WASHINGTON — Robert Arand enlisted in the Army Air Forces in 1942 as an aviation cadet. He went to training in 1943 and by February 1945, he was headed to the Pacific — sleeping on the deck of a trawler for a monthlong journey from San Francisco to New Guinea.
Arand had flown B-25s in the United States, but flew more than 40 missions in B-24s overseas — from New Guinea, the Philippines and Okinawa. He flew the 22nd Bomb Group’s final bombing attack, a strike on the Kiangwan Airdrome in China. His last mission was a reconnaissance flight from Okinawa to Tokyo and back on Sept. 2, 1945, the day the Japanese signed the surrender in Tokyo Bay.
The last time he remembers wearing his leather bomber jacket was in San Francisco when he returned from the war in November 1945. He thinks his wife, a meticulous housekeeper, must have donated it to a charity organization in Cincinnati about 1950.
“I remember my wife asking if I was ever going to wear it again, and I said I didn’t think I would, except for a veterans’ parade,” he said.
More than 60 years later, John Dodds was at a Goodwill store in Washington with his daughter, a freshman at James Madison University in Virginia, when she called him over.
“Oh, Dad, I want to show you something,” she said.
It was a leather bomber jacket from World War II.
Dodds, assistant general counsel for the Air Force and a military history buff, has a replica. But this was the real deal. The leather was a little stiff, but the jacket was still in good shape. On the back was a bearded, red-headed man with a winged helmet, along with the words “Red Raiders” and “22nd Bomb Group.” The label inside had the model and order number. The lieutenant bars were in place on the shoulders.
The jacket even had a leather name tag sewed on the front: Robert G. Arand.

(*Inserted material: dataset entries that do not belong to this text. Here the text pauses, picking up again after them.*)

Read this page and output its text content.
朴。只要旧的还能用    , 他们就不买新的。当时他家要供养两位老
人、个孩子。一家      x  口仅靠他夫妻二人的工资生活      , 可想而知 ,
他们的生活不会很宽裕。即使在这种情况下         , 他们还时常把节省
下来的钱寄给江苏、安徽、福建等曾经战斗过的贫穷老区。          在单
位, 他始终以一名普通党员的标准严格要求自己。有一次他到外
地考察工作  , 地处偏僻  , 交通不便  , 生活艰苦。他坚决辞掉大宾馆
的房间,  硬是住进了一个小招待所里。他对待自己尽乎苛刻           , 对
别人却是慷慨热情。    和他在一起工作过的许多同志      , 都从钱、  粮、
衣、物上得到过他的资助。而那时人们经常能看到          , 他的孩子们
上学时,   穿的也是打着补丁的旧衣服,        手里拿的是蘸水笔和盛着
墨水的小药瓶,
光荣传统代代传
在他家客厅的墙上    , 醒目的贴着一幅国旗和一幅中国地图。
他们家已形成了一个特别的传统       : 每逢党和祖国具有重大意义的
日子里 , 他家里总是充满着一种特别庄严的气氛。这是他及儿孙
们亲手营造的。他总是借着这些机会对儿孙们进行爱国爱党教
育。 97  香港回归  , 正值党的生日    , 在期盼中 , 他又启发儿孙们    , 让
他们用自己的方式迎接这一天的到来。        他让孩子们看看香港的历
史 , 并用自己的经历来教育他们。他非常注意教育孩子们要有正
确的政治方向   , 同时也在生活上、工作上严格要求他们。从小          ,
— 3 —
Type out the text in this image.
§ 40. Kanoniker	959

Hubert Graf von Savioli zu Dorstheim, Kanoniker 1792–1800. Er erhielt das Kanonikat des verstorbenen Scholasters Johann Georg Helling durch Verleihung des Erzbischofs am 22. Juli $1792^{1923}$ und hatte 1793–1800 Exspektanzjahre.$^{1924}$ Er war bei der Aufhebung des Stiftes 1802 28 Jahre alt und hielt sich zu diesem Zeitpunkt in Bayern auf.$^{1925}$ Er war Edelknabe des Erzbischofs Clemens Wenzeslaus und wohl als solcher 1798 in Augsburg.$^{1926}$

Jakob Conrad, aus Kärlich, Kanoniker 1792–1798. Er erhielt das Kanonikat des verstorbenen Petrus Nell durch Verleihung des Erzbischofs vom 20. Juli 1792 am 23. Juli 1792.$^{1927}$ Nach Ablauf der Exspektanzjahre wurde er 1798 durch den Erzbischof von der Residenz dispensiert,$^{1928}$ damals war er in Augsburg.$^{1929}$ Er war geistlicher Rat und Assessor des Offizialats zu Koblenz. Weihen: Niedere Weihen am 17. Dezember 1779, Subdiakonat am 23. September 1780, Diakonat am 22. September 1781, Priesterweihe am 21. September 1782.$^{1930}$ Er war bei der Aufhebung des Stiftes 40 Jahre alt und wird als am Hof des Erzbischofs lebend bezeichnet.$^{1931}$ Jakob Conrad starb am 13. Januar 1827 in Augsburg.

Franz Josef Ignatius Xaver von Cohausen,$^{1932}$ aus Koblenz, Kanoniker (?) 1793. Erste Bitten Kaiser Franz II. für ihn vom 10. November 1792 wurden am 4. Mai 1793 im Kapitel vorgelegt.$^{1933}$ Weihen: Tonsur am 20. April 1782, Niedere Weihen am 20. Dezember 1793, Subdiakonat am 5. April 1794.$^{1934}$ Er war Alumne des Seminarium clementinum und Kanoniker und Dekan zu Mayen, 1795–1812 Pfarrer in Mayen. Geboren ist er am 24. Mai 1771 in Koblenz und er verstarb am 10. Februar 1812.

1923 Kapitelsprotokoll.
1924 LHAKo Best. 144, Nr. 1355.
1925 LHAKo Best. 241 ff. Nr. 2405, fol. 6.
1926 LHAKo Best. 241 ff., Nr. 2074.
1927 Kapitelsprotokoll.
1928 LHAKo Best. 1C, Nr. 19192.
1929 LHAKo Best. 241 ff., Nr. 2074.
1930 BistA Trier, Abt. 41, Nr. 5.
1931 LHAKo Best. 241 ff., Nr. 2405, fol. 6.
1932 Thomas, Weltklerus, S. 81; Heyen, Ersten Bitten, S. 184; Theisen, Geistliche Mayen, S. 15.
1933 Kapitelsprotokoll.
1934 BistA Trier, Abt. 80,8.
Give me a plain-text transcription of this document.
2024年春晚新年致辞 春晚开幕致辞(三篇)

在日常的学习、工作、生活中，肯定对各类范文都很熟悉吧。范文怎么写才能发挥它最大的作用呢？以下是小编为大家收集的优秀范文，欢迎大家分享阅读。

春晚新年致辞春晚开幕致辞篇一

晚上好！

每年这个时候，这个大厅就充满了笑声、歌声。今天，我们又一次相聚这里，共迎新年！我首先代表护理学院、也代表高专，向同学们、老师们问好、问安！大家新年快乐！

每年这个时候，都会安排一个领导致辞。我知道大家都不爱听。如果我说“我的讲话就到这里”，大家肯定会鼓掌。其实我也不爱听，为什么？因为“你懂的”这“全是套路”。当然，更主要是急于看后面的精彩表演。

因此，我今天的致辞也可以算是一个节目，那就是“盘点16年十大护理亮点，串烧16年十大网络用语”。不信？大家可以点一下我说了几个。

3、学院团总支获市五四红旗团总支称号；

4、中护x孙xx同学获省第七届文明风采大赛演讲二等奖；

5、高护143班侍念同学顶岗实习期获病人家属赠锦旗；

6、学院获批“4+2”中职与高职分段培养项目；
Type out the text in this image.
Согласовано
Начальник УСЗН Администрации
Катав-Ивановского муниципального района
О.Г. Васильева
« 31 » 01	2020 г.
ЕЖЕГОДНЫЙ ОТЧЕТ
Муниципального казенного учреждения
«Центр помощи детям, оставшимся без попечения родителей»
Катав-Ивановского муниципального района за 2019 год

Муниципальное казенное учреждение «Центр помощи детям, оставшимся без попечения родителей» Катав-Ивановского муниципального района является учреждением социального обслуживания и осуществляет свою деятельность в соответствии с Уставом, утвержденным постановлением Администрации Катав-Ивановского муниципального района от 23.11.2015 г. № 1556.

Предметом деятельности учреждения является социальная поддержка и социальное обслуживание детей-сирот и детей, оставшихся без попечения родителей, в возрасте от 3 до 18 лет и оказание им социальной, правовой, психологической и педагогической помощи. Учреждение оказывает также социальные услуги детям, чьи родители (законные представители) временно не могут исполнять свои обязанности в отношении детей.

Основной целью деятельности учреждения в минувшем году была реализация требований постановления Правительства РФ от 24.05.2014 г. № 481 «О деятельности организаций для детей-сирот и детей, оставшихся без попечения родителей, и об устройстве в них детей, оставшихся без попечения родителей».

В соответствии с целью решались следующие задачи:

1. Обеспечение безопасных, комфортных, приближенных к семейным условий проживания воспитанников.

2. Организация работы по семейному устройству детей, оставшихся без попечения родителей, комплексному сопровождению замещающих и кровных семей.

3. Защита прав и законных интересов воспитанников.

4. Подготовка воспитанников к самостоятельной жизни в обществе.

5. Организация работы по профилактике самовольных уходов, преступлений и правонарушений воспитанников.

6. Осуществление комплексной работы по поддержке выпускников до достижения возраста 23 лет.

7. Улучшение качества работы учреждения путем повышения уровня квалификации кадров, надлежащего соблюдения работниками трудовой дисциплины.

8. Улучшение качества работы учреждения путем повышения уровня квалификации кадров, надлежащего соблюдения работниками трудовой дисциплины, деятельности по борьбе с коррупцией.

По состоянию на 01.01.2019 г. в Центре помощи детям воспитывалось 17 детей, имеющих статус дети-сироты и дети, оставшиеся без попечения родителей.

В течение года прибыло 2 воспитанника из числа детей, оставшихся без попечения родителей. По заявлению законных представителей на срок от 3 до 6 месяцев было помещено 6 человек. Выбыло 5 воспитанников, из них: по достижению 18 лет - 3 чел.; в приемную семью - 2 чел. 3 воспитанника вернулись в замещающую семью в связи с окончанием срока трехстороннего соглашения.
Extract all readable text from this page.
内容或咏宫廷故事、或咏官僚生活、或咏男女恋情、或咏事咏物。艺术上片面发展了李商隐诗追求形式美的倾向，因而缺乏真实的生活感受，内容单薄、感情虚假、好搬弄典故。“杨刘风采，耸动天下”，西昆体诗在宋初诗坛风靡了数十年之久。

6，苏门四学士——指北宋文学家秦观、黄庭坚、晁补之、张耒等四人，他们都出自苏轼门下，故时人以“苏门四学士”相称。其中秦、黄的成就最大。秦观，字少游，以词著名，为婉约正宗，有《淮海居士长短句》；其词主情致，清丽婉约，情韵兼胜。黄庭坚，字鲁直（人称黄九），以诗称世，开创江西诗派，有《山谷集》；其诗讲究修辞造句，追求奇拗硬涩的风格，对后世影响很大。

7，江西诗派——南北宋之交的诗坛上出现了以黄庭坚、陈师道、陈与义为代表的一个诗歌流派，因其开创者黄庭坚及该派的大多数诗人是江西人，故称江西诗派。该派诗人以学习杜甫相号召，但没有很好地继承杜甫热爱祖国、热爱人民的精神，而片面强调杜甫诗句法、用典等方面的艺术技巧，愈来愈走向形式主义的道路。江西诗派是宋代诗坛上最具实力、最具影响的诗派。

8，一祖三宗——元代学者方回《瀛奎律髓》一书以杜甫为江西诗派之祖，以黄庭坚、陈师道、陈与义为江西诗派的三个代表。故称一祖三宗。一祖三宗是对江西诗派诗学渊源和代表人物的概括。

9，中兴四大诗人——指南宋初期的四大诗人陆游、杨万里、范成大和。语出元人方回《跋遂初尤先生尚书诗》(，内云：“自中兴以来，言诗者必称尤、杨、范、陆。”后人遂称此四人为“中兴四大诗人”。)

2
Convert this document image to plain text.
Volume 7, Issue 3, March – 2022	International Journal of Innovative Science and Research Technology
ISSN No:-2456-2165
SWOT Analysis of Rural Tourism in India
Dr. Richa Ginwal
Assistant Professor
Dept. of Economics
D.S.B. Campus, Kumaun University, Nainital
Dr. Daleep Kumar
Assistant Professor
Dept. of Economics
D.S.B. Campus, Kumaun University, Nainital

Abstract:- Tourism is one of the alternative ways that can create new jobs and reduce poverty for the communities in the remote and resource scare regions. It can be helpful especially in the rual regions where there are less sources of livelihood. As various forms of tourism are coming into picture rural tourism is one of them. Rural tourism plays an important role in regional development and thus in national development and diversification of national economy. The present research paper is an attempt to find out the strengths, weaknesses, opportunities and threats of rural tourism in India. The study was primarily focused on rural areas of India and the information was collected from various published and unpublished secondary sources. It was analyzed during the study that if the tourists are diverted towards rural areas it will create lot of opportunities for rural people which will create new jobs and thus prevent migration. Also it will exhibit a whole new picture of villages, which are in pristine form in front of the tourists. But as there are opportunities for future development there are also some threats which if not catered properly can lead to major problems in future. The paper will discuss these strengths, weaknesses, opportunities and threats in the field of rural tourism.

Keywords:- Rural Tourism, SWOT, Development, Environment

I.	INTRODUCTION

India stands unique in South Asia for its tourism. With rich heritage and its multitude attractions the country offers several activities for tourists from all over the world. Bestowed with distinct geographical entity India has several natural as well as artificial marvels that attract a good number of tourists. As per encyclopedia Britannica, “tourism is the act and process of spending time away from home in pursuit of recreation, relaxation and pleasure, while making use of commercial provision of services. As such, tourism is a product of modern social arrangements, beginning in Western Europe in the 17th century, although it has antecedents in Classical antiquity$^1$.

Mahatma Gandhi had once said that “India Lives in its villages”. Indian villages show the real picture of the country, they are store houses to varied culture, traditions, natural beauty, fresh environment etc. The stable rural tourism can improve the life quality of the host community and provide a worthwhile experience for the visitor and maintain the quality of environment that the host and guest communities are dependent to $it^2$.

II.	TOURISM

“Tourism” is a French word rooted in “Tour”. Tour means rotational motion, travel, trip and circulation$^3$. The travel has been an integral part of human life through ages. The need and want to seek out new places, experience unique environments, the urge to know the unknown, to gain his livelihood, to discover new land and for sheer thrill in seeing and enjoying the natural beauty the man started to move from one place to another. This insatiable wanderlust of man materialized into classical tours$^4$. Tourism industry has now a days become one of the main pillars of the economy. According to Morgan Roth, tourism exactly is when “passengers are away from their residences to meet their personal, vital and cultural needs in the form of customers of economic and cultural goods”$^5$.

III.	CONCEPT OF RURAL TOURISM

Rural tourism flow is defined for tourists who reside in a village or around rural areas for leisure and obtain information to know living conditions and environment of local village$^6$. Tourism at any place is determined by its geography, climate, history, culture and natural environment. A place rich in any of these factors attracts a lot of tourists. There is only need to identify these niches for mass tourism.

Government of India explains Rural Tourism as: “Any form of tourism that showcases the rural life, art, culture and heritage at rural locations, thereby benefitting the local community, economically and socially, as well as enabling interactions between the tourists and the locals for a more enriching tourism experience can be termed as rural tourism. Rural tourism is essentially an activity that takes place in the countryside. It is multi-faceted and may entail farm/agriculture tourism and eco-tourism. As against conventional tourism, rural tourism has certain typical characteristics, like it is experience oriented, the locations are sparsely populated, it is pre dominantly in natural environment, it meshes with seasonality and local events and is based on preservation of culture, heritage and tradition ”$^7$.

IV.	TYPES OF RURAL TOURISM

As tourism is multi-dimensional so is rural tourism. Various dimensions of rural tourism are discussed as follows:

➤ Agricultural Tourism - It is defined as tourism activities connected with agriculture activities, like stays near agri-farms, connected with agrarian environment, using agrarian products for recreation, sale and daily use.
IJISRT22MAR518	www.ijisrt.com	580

Dodds is an Air Force brat. He went through the Army ROTC program in college, served as an Army judge advocate general for four years and later served in the Air Force reserve long enough to retire. He also knows a thing or two about finding information about veterans: One of his pet projects is doing research on Austin Straubel, the WWII bomber pilot for whom the Green Bay, Wis., airport is named. He also helped a friend with research on the friend’s brother, who was shot down during the Vietnam War.
Dodds paid $17 for the jacket and emailed a friend. Within 24 hours, Dodds was on the phone with Arand.
The 90-year-old veteran told him about his time in the 22nd Bombardment Group — described on their webpage as “a hell-bent-for-leather organization of men.” The unit was the predecessor of today’s 22nd Operations Group at McConnell Air Force Base in Kansas.
Arand remembered a commander with red hair, Col. Richard Robinson, whom the group was nicknamed after. He told Dodds about his five children, eight grandchildren and two great-grandchildren. He told him he was born Dec. 7, 1922, and lives next door to one of his six brothers.
And Dodds decided that while he originally had hoped to keep the jacket, he knew he had to send it back to its original owner.
Arand told Stars and Stripes he isn’t sure how the jacket made its way to that Goodwill store in Washington, but he “would love to know.”
“I couldn’t figure out why anyone would want the jacket after all these years,” he said.
Arand gave his blue Air Force uniform to his grandson, who put it into a case. But he said he probably could fit into it today.
“I’m the same height and weight as I was in the service,” he said.
After the war, Arand said he stayed in the Air Force reserve and retired in 1982 as a major.
He had been going through his military records, putting them into a book for his grandchildren. He wrote to his congressman to get new medals, to replace ones lost during a long-ago “show and tell,” he said. His awards include the Asiatic-Pacific Campaign Medal, the WWII victory medal, and an Air Medal with an oak leaf cluster.
Dodds said he was amazed to find a bomber jacket in such great shape and was delighted to be able to connect with Arand.
“I just could not believe it,” he said. “It’s all working out pretty well.”
And while Arand is looking forward to seeing if it still fits, he’s most interested in sharing it with his family.
“My children and grandchildren are anxious to see it.”